Speed first must explain itself through the OODA loop. One observes then orients then decides on a course of action and finally then ACTS. This is a process every human has to go through to do things and the time it takes is about speed. The faster you pass the loop to act over an adversary the faster you gain the advantage over that adversary. This requires complete and comprehensive training and practice. 

That training and practice includes knowledge, the type of knowledge for martial arts self-defense means knowing and understanding a lot about conflict and violence. If you are confronted by the unknown and/or unfamiliar then you have to go back to the start of the OODA loop thereby putting you behind and given the mental and physical speed to your adversary.

This is the knowledge necessary long before you take that first step on the dojo floor of a self-defense martial art or karate.

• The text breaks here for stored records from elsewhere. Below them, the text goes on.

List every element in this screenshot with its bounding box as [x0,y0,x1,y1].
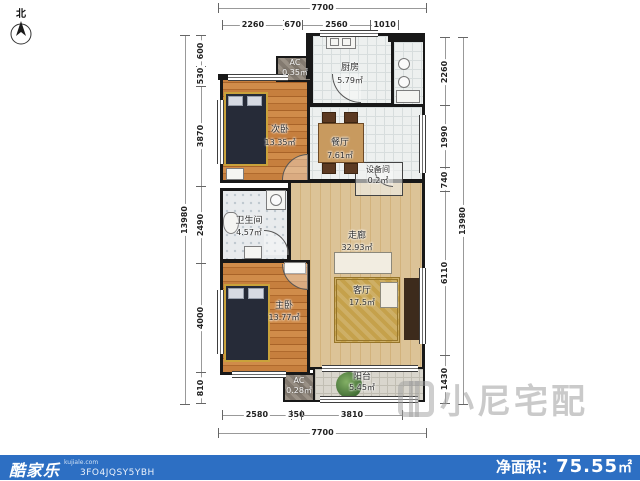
sofa [334,252,392,274]
dim-value: 7700 [309,4,335,12]
compass-north-label: 北 [8,5,34,20]
dimension-bottom-total: 7700 [218,428,427,438]
dim-value: 13980 [181,204,189,236]
bathroom-sink [244,246,262,259]
window [217,100,224,164]
dim-value: 7700 [309,429,335,437]
dim-segment: 2260 [440,37,450,105]
brand-domain: kujiale.com [64,459,98,466]
dim-value: 2490 [197,212,205,238]
dim-value: 2260 [240,21,266,29]
dimension-bottom-chain: 2580 350 3810 [222,410,403,420]
dim-segment: 530 [196,66,206,87]
stove-burner [398,58,410,70]
dim-value: 2580 [244,411,270,419]
dim-segment: 2580 [222,410,291,420]
area-equipment: 0.2㎡ [346,177,410,186]
dim-segment: 6110 [440,191,450,355]
area-ac-bottom: 0.28㎡ [267,387,331,396]
area-bedroom2: 13.35㎡ [248,139,312,148]
dim-value: 1010 [371,21,397,29]
label-equipment: 设备间 [346,166,410,175]
compass: 北 [8,5,34,50]
pillow [248,288,264,299]
dim-value: 4000 [197,305,205,331]
window [419,115,426,173]
sink-basin [342,38,351,46]
washer-drum [270,194,282,206]
dim-segment: 810 [196,372,206,404]
watermark-logo-icon [398,381,434,417]
watermark: 小尼宅配 [398,374,588,423]
label-balcony: 阳台 [330,373,394,383]
footer-bar: 酷家乐 kujiale.com 3FO4JQSY5YBH 净面积： 75.55 … [0,455,640,480]
brand-logo: 酷家乐 [9,457,60,481]
sink-basin [330,38,339,46]
dimension-left-chain: 600 530 3870 2490 4000 810 [196,35,206,404]
dim-value: 3870 [197,123,205,149]
dining-chair [322,112,336,123]
dim-value: 740 [441,169,449,190]
tv-cabinet [404,278,419,340]
fridge [396,90,420,103]
window [217,290,224,354]
dim-segment: 670 [283,20,302,30]
dimension-left-total: 13980 [180,35,190,405]
dining-chair [344,112,358,123]
dim-value: 6110 [441,260,449,286]
dimension-right-chain: 2260 1990 740 6110 1430 [440,37,450,404]
label-bathroom: 卫生间 [217,217,281,227]
floorplan-page: { "compass": { "label": "北" }, "rooms": … [0,0,640,480]
window [320,30,378,37]
pillow [247,96,262,106]
net-area-label: 净面积： [496,456,556,477]
dim-segment: 350 [291,410,301,420]
dim-segment: 4000 [196,263,206,371]
stove-burner [398,76,410,88]
area-living: 17.5㎡ [330,299,394,308]
dimension-top-chain: 2260 670 2560 1010 [222,20,399,30]
dim-value: 2560 [323,21,349,29]
dim-segment: 2260 [222,20,283,30]
plan-code: 3FO4JQSY5YBH [80,468,155,478]
area-dining: 7.61㎡ [308,152,372,161]
dim-value: 3810 [339,411,365,419]
dim-segment: 3870 [196,86,206,185]
label-bedroom1: 主卧 [252,302,316,312]
label-hall: 走廊 [325,232,389,242]
label-dining: 餐厅 [308,139,372,149]
window [419,268,426,344]
dim-value: 13980 [459,205,467,237]
net-area-value: 75.55 [556,456,618,477]
dresser-bedroom2 [226,168,244,180]
area-hall: 32.93㎡ [325,244,389,253]
dim-value: 810 [197,377,205,398]
pillow [228,288,244,299]
label-bedroom2: 次卧 [248,126,312,136]
sliding-door [322,365,418,372]
dim-segment: 600 [196,35,206,66]
watermark-text: 小尼宅配 [440,374,588,423]
pillow [228,96,243,106]
dim-segment: 1010 [370,20,398,30]
net-area-unit: ㎡ [618,457,632,477]
label-ac-bottom: AC [267,377,331,386]
dim-segment: 1990 [440,105,450,167]
dim-value: 2260 [441,58,449,84]
label-kitchen: 厨房 [318,64,382,74]
net-area: 净面积： 75.55 ㎡ [496,456,632,477]
dim-value: 600 [197,40,205,61]
dim-segment: 2560 [302,20,371,30]
area-bathroom: 4.57㎡ [217,229,281,238]
wall-segment [388,33,425,42]
area-kitchen: 5.79㎡ [318,77,382,86]
dining-chair [322,163,336,174]
dim-value: 1990 [441,124,449,150]
area-bedroom1: 13.77㎡ [252,314,316,323]
dimension-top-total: 7700 [218,3,427,13]
dim-segment: 740 [440,167,450,191]
dim-segment: 2490 [196,186,206,264]
area-balcony: 5.45㎡ [330,384,394,393]
dim-segment: 3810 [301,410,402,420]
compass-needle-icon [9,20,33,46]
dimension-right-total: 13980 [458,37,468,405]
dim-value: 670 [282,21,303,29]
dim-value: 530 [197,66,205,87]
label-living: 客厅 [330,287,394,297]
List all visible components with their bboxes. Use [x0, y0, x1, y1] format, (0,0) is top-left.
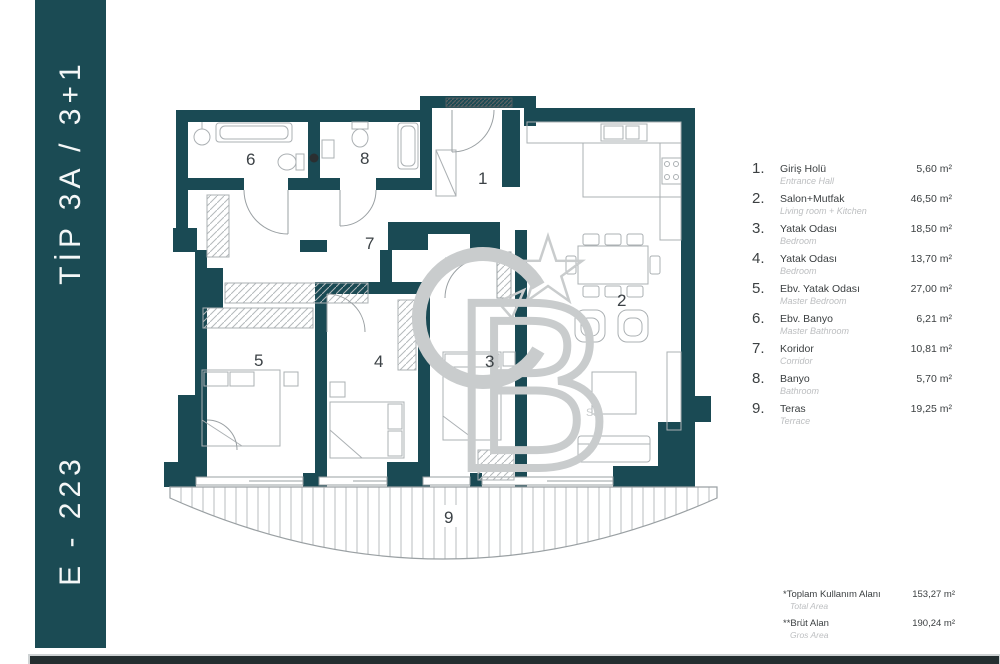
room-label-4: 4	[374, 352, 383, 371]
stove-icon	[662, 158, 681, 184]
room-label-3: 3	[485, 352, 494, 371]
legend-name: Salon+Mutfak	[780, 192, 909, 206]
legend-area: 5,70 m²	[916, 372, 952, 386]
legend-name-en: Bathroom	[780, 386, 952, 397]
legend-number: 3.	[752, 222, 778, 236]
legend-area: 5,60 m²	[916, 162, 952, 176]
legend-area: 6,21 m²	[916, 312, 952, 326]
legend-number: 7.	[752, 342, 778, 356]
legend-row: 8. Banyo 5,70 m² Bathroom	[752, 372, 952, 397]
bottom-bar	[28, 654, 1000, 664]
legend-name-en: Terrace	[780, 416, 952, 427]
total-area: 153,27 m²	[912, 589, 955, 601]
legend-name-en: Living room + Kitchen	[780, 206, 952, 217]
room-label-6: 6	[246, 150, 255, 169]
legend-number: 5.	[752, 282, 778, 296]
entrance-door-threshold	[446, 98, 512, 107]
room-label-2: 2	[617, 291, 626, 310]
legend-name-en: Entrance Hall	[780, 176, 952, 187]
legend-name-en: Bedroom	[780, 236, 952, 247]
toilet-icon	[352, 129, 368, 147]
legend-row: 3. Yatak Odası 18,50 m² Bedroom	[752, 222, 952, 247]
legend-name: Koridor	[780, 342, 909, 356]
room-label-7: 7	[365, 234, 374, 253]
legend-number: 9.	[752, 402, 778, 416]
legend-name: Yatak Odası	[780, 222, 909, 236]
legend-row: 6. Ebv. Banyo 6,21 m² Master Bathroom	[752, 312, 952, 337]
legend-row: 9. Teras 19,25 m² Terrace	[752, 402, 952, 427]
kitchen-sink-icon	[601, 124, 647, 141]
area-totals: *Toplam Kullanım Alanı 153,27 m² Total A…	[783, 589, 955, 647]
armchair-icon	[618, 310, 648, 342]
wall-niche	[428, 234, 470, 250]
legend-name-en: Bedroom	[780, 266, 952, 277]
legend-name: Ebv. Yatak Odası	[780, 282, 909, 296]
total-name: *Toplam Kullanım Alanı	[783, 589, 904, 601]
legend-area: 18,50 m²	[911, 222, 952, 236]
shower-icon	[194, 129, 210, 145]
legend-area: 13,70 m²	[911, 252, 952, 266]
legend-name-en: Corridor	[780, 356, 952, 367]
legend-name: Giriş Holü	[780, 162, 914, 176]
total-name-en: Total Area	[790, 601, 955, 612]
shaft-icon	[310, 154, 319, 163]
room-label-8: 8	[360, 149, 369, 168]
legend-area: 27,00 m²	[911, 282, 952, 296]
legend-number: 1.	[752, 162, 778, 176]
legend-area: 19,25 m²	[911, 402, 952, 416]
legend-name: Ebv. Banyo	[780, 312, 914, 326]
toilet-icon	[278, 154, 296, 170]
total-name-en: Gros Area	[790, 630, 955, 641]
legend-number: 6.	[752, 312, 778, 326]
legend-row: 5. Ebv. Yatak Odası 27,00 m² Master Bedr…	[752, 282, 952, 307]
wardrobe-icon	[225, 283, 368, 303]
legend-name: Banyo	[780, 372, 914, 386]
legend-row: 2. Salon+Mutfak 46,50 m² Living room + K…	[752, 192, 952, 217]
tv-unit	[667, 352, 681, 430]
total-area: 190,24 m²	[912, 618, 955, 630]
room-label-5: 5	[254, 351, 263, 370]
room-legend: 1. Giriş Holü 5,60 m² Entrance Hall 2. S…	[752, 162, 952, 432]
legend-name-en: Master Bathroom	[780, 326, 952, 337]
bed-icon	[202, 370, 280, 446]
legend-row: 1. Giriş Holü 5,60 m² Entrance Hall	[752, 162, 952, 187]
room-label-9: 9	[444, 508, 453, 527]
legend-number: 4.	[752, 252, 778, 266]
watermark-sm: SM	[586, 407, 603, 419]
total-name: **Brüt Alan	[783, 618, 904, 630]
watermark-b: B	[452, 251, 612, 519]
wardrobe-icon	[203, 308, 313, 328]
legend-area: 10,81 m²	[911, 342, 952, 356]
legend-row: 7. Koridor 10,81 m² Corridor	[752, 342, 952, 367]
total-row: *Toplam Kullanım Alanı 153,27 m²	[783, 589, 955, 601]
legend-name-en: Master Bedroom	[780, 296, 952, 307]
legend-name: Teras	[780, 402, 909, 416]
legend-name: Yatak Odası	[780, 252, 909, 266]
bed-icon	[330, 402, 404, 458]
sink-icon	[322, 140, 334, 158]
legend-number: 8.	[752, 372, 778, 386]
room-label-1: 1	[478, 169, 487, 188]
total-row: **Brüt Alan 190,24 m²	[783, 618, 955, 630]
legend-row: 4. Yatak Odası 13,70 m² Bedroom	[752, 252, 952, 277]
wardrobe-icon	[207, 195, 229, 257]
legend-number: 2.	[752, 192, 778, 206]
floor-plan-page: TİP 3A / 3+1 E - 223	[0, 0, 1000, 664]
legend-area: 46,50 m²	[911, 192, 952, 206]
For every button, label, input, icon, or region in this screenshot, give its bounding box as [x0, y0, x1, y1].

You have to know what you don’t know and what you don’t know you don’t know otherwise the initial advantage is not yours. 

If you can train and practice toward a process that allows you to skip steps (procedural memory programming in zombie routines) in the loop you gain more speed toward reaching the action level. If your actions are such that it causes the adversary to bounce back to the OO section and remain there, the OO bounce, then you gain more speed and reduce his creating more time to achieve your goals. Remember, that applies to him as well. 

Then you apply the principles in such a manner that you literally “lengthen your line” in relation to the adversary’s line also adding to your speed. This type of speed is developed long before that of the actual physical speed of your body, i.e., hands, feet, elbows, etc., through economical motion, efficiency, proficiency, control, simplicity, natural action, etc.

Consider also that your awareness also contributes to your speed. The ability to perceive danger long before you encounter the situation provides you time, distance and speed in acting to avoid the conflict and violence before the physical applications of self-defense. This is also about adding speed to the loop while providing time to consider avoidance over defense methodologies in avoidance because your loop now has time to consider what it observes, you have time to orient you human brain so that it also has time to consider options so when you finally decide to turn and run your actions become those that avoid damage and those legal and moral ramifications self-defense involve. 

Lets talk a bit about the speed that involves application of karate and martial arts. Keep in mind that speed reciprocates timing and timing will be discussed in the next section. The first, most obvious, application of speed is best described as our movements being such that our adversary is unable to react thus speeding past their processing of the OODA loop. 

Another aspect is what some call movement speed, as already partly described above. It is about how fast our bodies move across space or distances. Then we need to know about how other sub-principles effect and enhance movement speed through structure, axis, relaxation, posture, and wave  energy, etc.

Look also at effectual speed, i.e., a more holistic view of the time it takes to compote a method to its final goal on target. Add in timing speed where we move faster in our response to our adversary, in other words we put our methodology into effect faster than they do - faster OODA loop.

Spatial speed, where we move less distance in executing our methods through superior economical motions. If we can execute the same method as our adversary but only through a shorter distance or path then we are twice as fast in its application barring any other possible similarities or dissimilarities. 

Speed involves various types of perspectives such as remembering that effectual speed involves movement, timing and spatial speeds. We don’t want to forget that the speed of traversing the OODA loop also contributes to overall speed.